NEW YORK, June 3, 2026, 13:04 (EDT)
Cipher Digital Inc. fell 1.1% to $26.00 on Wednesday despite an early jump and a new price target from Morgan Stanley. The stock had climbed as high as $28.56 in heavy Nasdaq volume, topping 19 million shares.
The shift is important for Cipher as it’s not just seen as a bitcoin miner anymore. More investors are looking at the company like an AI power and data center player, with the main question focused on turning its electricity and land into rents from big cloud customers over time.
Morgan Stanley bumped up its price target on Cipher to $53.50, up from $42.50, and left its Overweight rating unchanged. That rating signals the firm expects Cipher to outperform its coverage group or the benchmark over time.
Cipher changed its name to Cipher Digital Inc. from Cipher Mining Inc. in February. In its annual report, the company said the new name fits plans to grow in high-performance computing, or HPC, which powers AI and other big workloads. Cipher reported a 4.2 gigawatt portfolio over 10 sites. That includes 600 megawatts of HPC data centers now being built for hyperscaler tenants—big cloud or internet companies.

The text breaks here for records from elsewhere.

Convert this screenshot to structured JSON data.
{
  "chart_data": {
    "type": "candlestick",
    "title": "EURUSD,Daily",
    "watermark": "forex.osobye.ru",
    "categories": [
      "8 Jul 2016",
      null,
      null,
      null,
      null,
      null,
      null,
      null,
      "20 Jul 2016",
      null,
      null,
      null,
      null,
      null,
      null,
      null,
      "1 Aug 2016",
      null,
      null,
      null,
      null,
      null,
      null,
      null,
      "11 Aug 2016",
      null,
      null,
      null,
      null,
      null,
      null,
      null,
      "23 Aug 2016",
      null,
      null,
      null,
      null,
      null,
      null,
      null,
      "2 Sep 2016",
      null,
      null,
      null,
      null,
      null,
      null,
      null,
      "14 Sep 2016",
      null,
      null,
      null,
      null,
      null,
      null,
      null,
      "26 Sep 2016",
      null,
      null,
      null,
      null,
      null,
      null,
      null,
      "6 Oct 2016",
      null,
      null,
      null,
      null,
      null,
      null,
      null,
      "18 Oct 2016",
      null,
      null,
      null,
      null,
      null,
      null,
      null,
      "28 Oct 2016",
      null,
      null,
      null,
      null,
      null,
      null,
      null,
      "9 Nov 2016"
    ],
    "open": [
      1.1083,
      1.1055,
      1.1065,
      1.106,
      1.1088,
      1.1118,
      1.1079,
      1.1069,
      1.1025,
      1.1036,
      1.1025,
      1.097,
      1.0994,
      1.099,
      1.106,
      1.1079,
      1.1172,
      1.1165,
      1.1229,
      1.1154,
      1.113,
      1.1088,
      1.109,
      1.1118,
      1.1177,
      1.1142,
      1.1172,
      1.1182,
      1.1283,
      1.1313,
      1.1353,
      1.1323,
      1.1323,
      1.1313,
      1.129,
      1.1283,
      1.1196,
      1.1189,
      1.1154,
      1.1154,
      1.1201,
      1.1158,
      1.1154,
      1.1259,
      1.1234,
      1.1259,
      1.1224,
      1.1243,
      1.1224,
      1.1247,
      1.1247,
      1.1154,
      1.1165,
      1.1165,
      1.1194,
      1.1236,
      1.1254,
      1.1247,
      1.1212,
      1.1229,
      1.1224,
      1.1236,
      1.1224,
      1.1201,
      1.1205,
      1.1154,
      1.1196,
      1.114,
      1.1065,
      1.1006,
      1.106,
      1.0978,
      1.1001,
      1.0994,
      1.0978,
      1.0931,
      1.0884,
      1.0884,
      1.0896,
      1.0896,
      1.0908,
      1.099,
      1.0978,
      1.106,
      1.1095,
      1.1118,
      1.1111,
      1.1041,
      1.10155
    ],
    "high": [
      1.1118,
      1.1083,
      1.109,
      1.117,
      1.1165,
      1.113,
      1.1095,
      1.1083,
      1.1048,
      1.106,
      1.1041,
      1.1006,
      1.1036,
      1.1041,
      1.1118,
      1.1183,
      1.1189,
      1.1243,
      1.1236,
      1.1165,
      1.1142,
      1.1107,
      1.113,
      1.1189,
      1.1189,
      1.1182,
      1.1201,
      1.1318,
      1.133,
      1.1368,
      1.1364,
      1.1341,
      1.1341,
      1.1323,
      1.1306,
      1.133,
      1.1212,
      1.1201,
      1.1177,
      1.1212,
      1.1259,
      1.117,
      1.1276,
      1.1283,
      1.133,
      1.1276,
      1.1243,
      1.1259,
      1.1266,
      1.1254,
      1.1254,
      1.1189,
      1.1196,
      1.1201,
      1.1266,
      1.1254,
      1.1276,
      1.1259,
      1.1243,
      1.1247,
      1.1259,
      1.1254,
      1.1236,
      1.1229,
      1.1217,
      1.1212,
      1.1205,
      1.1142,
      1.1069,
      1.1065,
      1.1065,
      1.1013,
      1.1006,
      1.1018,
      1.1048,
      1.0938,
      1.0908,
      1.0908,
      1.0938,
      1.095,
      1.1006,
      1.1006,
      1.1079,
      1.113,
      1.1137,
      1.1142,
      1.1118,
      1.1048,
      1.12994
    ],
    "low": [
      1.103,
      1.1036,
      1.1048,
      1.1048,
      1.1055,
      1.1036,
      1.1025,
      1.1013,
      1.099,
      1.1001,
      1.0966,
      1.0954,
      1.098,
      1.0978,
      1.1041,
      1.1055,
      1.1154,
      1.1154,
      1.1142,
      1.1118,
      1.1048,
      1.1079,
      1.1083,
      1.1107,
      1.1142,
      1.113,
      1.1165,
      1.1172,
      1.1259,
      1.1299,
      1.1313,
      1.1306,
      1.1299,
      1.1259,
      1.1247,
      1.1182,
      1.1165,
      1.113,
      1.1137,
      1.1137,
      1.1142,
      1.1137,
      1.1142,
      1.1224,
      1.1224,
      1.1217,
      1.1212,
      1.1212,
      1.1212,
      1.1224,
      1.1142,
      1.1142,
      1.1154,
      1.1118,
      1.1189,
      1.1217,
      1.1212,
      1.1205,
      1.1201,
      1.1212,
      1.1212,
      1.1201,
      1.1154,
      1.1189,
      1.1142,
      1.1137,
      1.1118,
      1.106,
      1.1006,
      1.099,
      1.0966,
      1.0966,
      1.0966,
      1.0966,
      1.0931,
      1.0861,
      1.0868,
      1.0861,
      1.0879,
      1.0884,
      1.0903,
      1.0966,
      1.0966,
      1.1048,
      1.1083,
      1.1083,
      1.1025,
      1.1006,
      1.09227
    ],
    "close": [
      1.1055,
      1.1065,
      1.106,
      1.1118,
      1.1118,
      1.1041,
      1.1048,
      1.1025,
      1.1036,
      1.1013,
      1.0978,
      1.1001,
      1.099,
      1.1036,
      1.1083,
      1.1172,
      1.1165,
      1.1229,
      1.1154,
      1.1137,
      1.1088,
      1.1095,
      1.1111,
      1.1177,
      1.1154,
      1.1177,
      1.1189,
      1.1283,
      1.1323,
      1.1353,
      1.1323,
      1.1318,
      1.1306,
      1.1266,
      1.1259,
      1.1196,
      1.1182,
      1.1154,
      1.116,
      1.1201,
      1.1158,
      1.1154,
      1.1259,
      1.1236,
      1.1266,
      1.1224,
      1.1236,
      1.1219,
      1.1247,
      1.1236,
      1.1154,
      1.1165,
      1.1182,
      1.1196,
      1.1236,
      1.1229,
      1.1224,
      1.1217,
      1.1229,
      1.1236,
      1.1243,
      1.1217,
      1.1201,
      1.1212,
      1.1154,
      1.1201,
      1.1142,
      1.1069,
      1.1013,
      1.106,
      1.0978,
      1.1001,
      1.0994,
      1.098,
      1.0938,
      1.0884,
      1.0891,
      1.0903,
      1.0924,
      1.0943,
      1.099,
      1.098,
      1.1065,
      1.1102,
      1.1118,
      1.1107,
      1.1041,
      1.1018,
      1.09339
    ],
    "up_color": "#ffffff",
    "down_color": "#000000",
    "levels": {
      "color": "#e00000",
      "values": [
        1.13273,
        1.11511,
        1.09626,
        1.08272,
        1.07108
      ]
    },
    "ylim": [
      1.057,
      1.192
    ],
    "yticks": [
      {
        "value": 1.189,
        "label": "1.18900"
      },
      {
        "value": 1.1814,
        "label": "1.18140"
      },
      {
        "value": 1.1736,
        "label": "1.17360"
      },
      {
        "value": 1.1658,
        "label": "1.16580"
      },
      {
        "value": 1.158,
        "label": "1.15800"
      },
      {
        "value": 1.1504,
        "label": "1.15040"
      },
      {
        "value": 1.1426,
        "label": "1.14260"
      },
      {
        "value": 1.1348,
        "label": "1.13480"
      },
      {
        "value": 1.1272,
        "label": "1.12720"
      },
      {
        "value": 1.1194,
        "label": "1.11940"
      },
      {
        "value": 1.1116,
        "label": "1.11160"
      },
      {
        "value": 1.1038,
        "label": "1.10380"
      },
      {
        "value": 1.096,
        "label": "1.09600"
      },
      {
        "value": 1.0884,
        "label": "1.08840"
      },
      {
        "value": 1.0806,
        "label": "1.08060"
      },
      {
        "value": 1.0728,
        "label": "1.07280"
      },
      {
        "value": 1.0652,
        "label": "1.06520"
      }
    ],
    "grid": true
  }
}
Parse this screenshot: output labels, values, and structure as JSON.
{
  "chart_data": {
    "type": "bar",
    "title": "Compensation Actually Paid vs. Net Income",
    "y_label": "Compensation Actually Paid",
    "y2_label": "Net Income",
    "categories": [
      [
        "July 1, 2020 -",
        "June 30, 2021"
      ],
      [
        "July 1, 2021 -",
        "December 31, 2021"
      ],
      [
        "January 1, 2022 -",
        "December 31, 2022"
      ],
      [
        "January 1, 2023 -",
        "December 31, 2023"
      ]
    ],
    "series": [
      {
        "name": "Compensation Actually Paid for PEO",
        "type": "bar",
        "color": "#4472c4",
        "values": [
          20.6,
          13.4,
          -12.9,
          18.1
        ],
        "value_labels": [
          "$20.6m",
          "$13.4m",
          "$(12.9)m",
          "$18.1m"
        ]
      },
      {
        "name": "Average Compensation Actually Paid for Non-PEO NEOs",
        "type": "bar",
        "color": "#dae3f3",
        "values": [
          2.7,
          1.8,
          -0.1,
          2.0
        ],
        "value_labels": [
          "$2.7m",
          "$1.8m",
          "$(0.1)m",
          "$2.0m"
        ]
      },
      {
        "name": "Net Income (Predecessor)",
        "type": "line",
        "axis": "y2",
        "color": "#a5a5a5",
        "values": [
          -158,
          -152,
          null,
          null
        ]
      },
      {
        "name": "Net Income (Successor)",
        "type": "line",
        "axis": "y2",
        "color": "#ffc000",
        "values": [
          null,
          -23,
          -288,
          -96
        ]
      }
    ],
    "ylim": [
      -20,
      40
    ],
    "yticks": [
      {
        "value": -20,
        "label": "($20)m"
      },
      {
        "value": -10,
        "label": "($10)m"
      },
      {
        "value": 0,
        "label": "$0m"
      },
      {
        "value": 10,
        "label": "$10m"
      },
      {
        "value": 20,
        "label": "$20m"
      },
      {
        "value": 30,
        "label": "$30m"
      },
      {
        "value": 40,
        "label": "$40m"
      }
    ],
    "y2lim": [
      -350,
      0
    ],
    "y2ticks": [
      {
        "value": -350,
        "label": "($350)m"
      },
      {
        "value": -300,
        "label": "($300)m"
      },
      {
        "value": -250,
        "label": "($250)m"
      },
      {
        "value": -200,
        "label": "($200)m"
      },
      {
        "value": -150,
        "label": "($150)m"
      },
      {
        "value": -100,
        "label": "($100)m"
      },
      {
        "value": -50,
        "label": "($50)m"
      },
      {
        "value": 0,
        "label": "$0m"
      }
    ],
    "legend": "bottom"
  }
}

Cipher CEO Tyler Page called 2026 “the year of execution for Cipher” in first-quarter results released last month. He pointed to work at Barber Lake and Black Pearl, a third AI data-center lease with an investment-grade hyperscale client, and a $200 million revolver. GlobeNewswire
Crypto stocks were hit after the latest analyst call. Bitcoin fell 2.2% to around $65,964, weighing on miners. That comes as investors move from old mining ideas to AI infrastructure plays.
TeraWulf slipped around 2.2% while Riot Platforms inched up and MARA Holdings lost about 2.7%. Bernstein lifted its target price on Riot but lowered MARA’s, and Morgan Stanley bumped up its target for TeraWulf, Stocktwits/The Fly reported. Peers traded mixed, with TeraWulf also seen as a miner with AI data-center potential.
Wall Street is making a clear distinction. Miners with locked-in power deals and believable data-center plans are getting more credit from the market. Firms that still depend mainly on bitcoin prices aren’t seeing the same interest.
Cipher’s transition to AI hasn’t delivered steady profits yet. First-quarter revenue came in at $35 million but adjusted EBITDA, which strips out some costs, was a loss of $48 million.
The risks are clear. Cipher flagged in its 10-K that data-center construction could get hit by delays, extra costs, supply chain issues, tariffs, inflation and labor shortages, and those risks mean more now that the stock trades on future AI leases instead of current mining cash flow.
Right now the stock is in the middle. It trades like a bitcoin play getting squeezed by a softer token, but it also has AI exposure that keeps analysts raising their targets. The tone on Wednesday’s tape turned cautious.